From these test results it is clear that a process for casting a magnesium alloy has been provided whereby products are obtained with a superior combination of elevated temperature creep properties, ductility and corrosion performance.

Claims

1. A process for casting a magnesium alloy consisting of

10.00-13.00% by weight of aluminium,

0.00-10.00% by weight of zinc, and

5.00-13.00% by weight of aluminium,

10.00-22.00% by weight of zinc,

also containing

0.10-0.5% by weight of manganese,

and the balance being magnesium and unavoidable impurities, the total impurity level being below 0.1% by weight, wherein the alloy is cast in a die in which the temperature is controlled in the range of 150-340° C., the die is filled in a time which expressed in milliseconds, is equal to the product of a number between 2 and 300 multiplied by the average part thickness expressed in millimeter, the static metal pressures being maintained during casting is between 20-70 MPa and may subsequently be intensified up to 180 MPa.

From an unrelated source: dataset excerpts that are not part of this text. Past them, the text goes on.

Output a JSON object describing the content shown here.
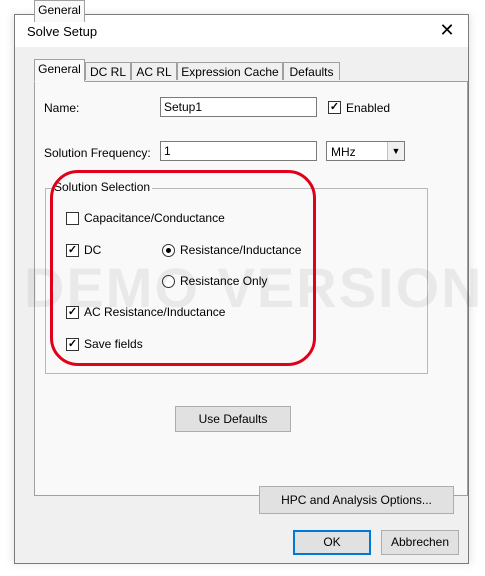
{
  "window": {
    "title": "Solve Setup",
    "close_glyph": "✕"
  },
  "tabs": [
    {
      "label": "General",
      "active": true
    },
    {
      "label": "DC RL",
      "active": false
    },
    {
      "label": "AC RL",
      "active": false
    },
    {
      "label": "Expression Cache",
      "active": false
    },
    {
      "label": "Defaults",
      "active": false
    }
  ],
  "form": {
    "name_label": "Name:",
    "name_value": "Setup1",
    "enabled_label": "Enabled",
    "enabled_checked": true,
    "freq_label": "Solution Frequency:",
    "freq_value": "1",
    "freq_unit": "MHz"
  },
  "solution_selection": {
    "title": "Solution Selection",
    "capacitance_label": "Capacitance/Conductance",
    "capacitance_checked": false,
    "dc_label": "DC",
    "dc_checked": true,
    "radio_res_ind_label": "Resistance/Inductance",
    "radio_res_ind_selected": true,
    "radio_res_only_label": "Resistance Only",
    "radio_res_only_selected": false,
    "ac_label": "AC Resistance/Inductance",
    "ac_checked": true,
    "save_fields_label": "Save fields",
    "save_fields_checked": true
  },
  "watermark": "DEMO VERSION",
  "buttons": {
    "use_defaults": "Use Defaults",
    "hpc": "HPC and Analysis Options...",
    "ok": "OK",
    "cancel": "Abbrechen"
  },
  "check_glyph": "✓",
  "colors": {
    "highlight": "#e0001a",
    "accent": "#0078d7"
  }
}
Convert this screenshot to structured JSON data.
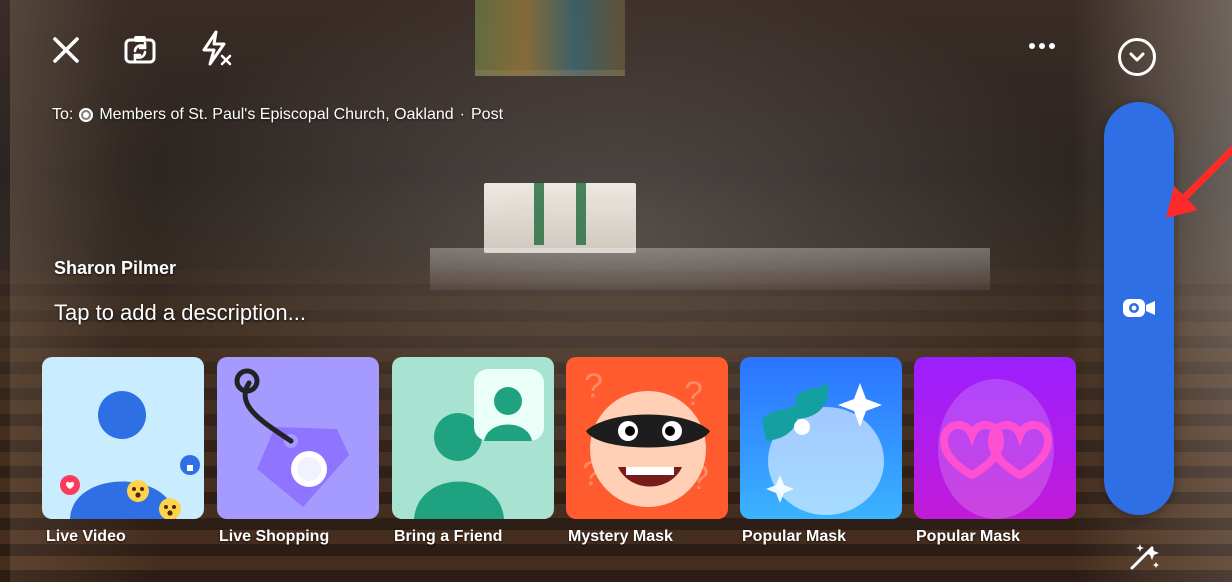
{
  "top_bar": {
    "close_icon": "close-icon",
    "flip_camera_icon": "flip-camera-icon",
    "flash_icon": "flash-off-icon",
    "more_icon": "more-icon",
    "collapse_icon": "chevron-down-icon"
  },
  "post": {
    "to_prefix": "To:",
    "audience": "Members of St. Paul's Episcopal Church, Oakland",
    "separator": " · ",
    "post_type": "Post"
  },
  "user": {
    "name": "Sharon Pilmer"
  },
  "composer": {
    "description_placeholder": "Tap to add a description..."
  },
  "effects": [
    {
      "label": "Live Video"
    },
    {
      "label": "Live Shopping"
    },
    {
      "label": "Bring a Friend"
    },
    {
      "label": "Mystery Mask"
    },
    {
      "label": "Popular Mask"
    },
    {
      "label": "Popular Mask"
    }
  ],
  "right_controls": {
    "record_icon": "video-camera-icon",
    "effects_icon": "magic-wand-icon",
    "pill_color": "#2f6fe6"
  },
  "annotation": {
    "arrow_color": "#ff2a2a"
  }
}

2. A process according to claim 1,

characterized in that the die temperature is controlled to a temperature in the range between 160 and 300° C., preferably in the range between 200 and 270° C.

3. A process according to claim 1,

characterized in that the filling time of the die expressed in milliseconds is equal to the product of the average part thickness expressed in millimetre multiplied by a number between 2 and 200, preferably between 3 and 50, most preferably between 3 and 20.

4. A process according to claim 3,

characterized in that the static metal pressure during casting is maintained between 30-70 MPa.

5. A process according to claim 4,

characterized in that the cooling rate after casting is in the range of 10-1000° C./s.

6. A process according to claim 5,

characterized in that the aluminium content is between 10.00 and 13.00% by weight, preferably between 10.00 and 12.00% by weight.

7. A process according to claim 6,

characterized in that the Zn content is between 0.00 and 10.00% by weight.

8. A process according to claim 7,

characterized in that the aluminium content is between 10.00 and 12.00% by weight and the Zn-content is between 0.00 and 4.00% by weight.

9. The process according to claim 5,

characterized in that the aluminium content is between 5.00 and 13.00% by weight, preferably between 6.00 and 12.00% by weight.

10. The process according to claim 9,

characterized in that the Zn content is between 10.00 and 22.00% by weight.

11. The process according to claim 10,

characterized in that the aluminium content is between 6.00 and 12.00% by weight and the Zn-content is between 10.00 and 18.00% by weight.